Les craintes de la population parlant l’assamais — 50 % des habitants de l’État — concernent la terre et l’identité. Les militants des droits de l’homme d’Inde continentale, qui se sont empressés de venir en aide aux exclus du RNC, ne semblent pas comprendre la nature du problème ou, du moins, n’en tiennent pas compte. Ils s’élèvent à juste titre contre les conditions inhumaines des camps de détention [en juin dernier, l’Assam, qui compte déjà six centres de détention, a annoncé la construction de dix centres de plus pour y enfermer les “immigrés illégaux”], mais, en ignorant les préoccupations des Assamais, ils ferment quasiment la porte à un dialogue avec la population locale.
Les droits des exclus doivent être défendus
C’est donc à l’ensemble du pays qu’il incombe de se poser un certain nombre de questions. Tout en défendant les droits des exclus, l’Inde doit réfléchir à l’avenir de l’Assam et de sa population. Il est impossible de renvoyer les exclus au Bangladesh. Avec une densité de population de 1 400 habitants au kilomètre carré, le pays est incapable d’en absorber davantage. De son côté, l’Assam ne peut être condamné pour ses échecs. Son point de vue doit être pris en considération. Le reste de l’Inde est-il prêt à accepter une partie des exclus ?

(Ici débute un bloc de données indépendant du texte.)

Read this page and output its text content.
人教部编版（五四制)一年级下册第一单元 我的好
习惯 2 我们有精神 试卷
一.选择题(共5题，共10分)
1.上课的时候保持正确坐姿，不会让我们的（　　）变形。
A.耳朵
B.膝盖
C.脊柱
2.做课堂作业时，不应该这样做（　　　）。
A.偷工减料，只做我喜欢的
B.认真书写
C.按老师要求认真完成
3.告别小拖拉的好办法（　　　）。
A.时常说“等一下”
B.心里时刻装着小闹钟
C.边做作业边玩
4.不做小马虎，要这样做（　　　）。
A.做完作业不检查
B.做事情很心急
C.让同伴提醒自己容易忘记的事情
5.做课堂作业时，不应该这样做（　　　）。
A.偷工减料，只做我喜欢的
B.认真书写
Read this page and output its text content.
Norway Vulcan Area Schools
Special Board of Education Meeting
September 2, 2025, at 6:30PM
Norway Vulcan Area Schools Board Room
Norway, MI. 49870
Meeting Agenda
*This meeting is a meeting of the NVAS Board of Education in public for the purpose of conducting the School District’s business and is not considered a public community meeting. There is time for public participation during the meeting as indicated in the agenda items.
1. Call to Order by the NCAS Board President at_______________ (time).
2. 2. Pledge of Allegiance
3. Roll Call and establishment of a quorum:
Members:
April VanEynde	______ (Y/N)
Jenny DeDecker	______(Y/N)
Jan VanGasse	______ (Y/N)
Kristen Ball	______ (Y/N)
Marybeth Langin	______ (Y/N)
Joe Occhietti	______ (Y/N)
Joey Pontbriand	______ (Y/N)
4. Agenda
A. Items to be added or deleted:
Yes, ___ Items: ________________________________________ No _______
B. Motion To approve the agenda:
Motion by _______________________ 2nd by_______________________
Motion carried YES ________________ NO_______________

Peut-on envisager d’autres solutions, comme l’octroi d’un permis de travail sans droit de vote ? Le reste du pays peut-il se taire quand le gouvernement central tente d’introduire un élément de politique communautaire à travers un projet d’amendement de la loi sur la nationalité ? Celui-ci stipule que les membres des communautés minoritaires du Bangladesh et du Pakistan (à savoir hindoues) devraient obtenir la citoyenneté indienne dans un délai de trois ans, et les musulmans être exclus de cette mesure ? Des questions d’identité et de terres doivent-elles se muer en un problème communautaire ? Tous les défenseurs des droits de l’homme du pays doivent réagir, pas simplement ceux de l’État d’Assam ou du nord-est du pays.